Ich bin im Herzen analog, weshalb ich nichts schöner finde, als mir vor einer großen Tour eine ebenso große Straßenkarte von unserem Urlaubsland zu kaufen. An den Abenden, an denen ich mich im Geiste schon wegträume, aber noch auf dem Sofa sitze, verschwinde ich hinter ausgeklapptem Papier und sammele glückversprechende Orts- und Straßennamen.
Sind wir unterwegs, habe ich mein Kartenmaterial immer griffbereit, trotz Navi und Routenplaner auf dem Handy.
Die meiste Zeit des Jahres aber bleiben wir beim Campen in Wochenendentfernung. Doch ob in der Ferne oder in der Nähe, es kommt unweigerlich der Moment der widerstreitenden Interessen: Man hätte viele Ideen, was man gerade machen könnte, wozu man wirklich Lust hätte. Man kann aber nicht weg. Man ist, sagen wir es vorsichtig, familiär eingebunden.
Manche Männer und Frauen machen sich dann ein Bier auf. Ich suche Vierblättrige. Denn ich bin sehr talentiert darin, stark fokussiert wie Häschen in der Grube auf einer Wiese zu hocken und den Boden abzuscannen. Und Klee wächst fast überall, meist auch dort, wo man ohnehin gerade steht. Einmal habe ich sogar drei Vierblättrige hintereinander gefunden, innerhalb von zehn Minuten, während unsere Tochter neben mir schaukelte, und das auf einem Berggipfel.
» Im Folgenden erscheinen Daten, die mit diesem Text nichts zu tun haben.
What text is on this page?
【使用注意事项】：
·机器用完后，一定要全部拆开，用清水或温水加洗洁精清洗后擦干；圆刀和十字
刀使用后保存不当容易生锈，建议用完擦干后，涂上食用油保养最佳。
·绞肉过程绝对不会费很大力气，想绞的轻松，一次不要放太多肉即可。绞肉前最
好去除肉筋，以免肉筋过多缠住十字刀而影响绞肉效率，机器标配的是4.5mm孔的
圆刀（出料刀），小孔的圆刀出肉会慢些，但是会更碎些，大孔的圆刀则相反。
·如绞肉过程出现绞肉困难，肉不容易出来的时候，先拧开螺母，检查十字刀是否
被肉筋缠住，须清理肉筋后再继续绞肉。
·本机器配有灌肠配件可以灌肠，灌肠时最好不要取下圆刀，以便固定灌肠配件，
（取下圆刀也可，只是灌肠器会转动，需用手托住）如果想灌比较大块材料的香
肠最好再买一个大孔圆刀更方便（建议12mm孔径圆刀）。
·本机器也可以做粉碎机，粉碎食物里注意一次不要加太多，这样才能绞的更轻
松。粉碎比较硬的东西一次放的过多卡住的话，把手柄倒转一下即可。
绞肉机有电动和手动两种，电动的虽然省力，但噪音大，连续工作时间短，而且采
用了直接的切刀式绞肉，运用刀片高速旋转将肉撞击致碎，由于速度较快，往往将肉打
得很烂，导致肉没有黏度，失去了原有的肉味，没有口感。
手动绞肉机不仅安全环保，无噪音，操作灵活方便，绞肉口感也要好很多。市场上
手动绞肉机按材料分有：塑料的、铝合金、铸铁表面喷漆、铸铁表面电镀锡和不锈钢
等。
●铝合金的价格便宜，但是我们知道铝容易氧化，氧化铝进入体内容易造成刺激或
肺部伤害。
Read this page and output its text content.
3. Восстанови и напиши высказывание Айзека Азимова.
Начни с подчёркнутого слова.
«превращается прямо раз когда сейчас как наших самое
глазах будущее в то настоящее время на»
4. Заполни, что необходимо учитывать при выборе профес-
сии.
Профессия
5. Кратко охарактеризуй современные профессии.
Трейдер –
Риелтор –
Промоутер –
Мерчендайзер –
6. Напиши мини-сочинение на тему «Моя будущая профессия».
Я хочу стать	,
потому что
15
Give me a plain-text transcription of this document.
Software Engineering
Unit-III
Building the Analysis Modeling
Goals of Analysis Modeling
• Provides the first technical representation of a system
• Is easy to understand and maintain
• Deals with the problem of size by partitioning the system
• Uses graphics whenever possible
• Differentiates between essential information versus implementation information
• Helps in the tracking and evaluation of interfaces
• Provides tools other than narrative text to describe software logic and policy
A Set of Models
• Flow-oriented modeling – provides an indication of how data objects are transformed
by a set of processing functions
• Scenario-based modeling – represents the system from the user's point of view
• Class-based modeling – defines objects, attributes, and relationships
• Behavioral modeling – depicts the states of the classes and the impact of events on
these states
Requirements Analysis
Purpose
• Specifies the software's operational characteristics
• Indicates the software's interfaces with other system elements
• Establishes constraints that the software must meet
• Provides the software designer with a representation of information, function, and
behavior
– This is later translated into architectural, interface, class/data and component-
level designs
Mein Mann hat daraufhin sofort selbst gesucht, an derselben Stelle, natürlich erfolglos.
Früher habe ich die Vierblättrigen gerahmt und ins Kinderzimmer gehängt. Heute stecke ich sie in die dicksten Bücher, die ich im Wohnmobil finden kann: einen Stellplatzführer mit Bauernhöfen und den Reiseatlas Europa. Dort trocknen sie dann auf den hinteren Seiten und fallen mir eine Saison später wieder in die Hände. »Deine Mutationen«, nennt mein Mann meine Funde. Ich sage: Das Glück liegt mal auf der Straße, mal auf der Wiese.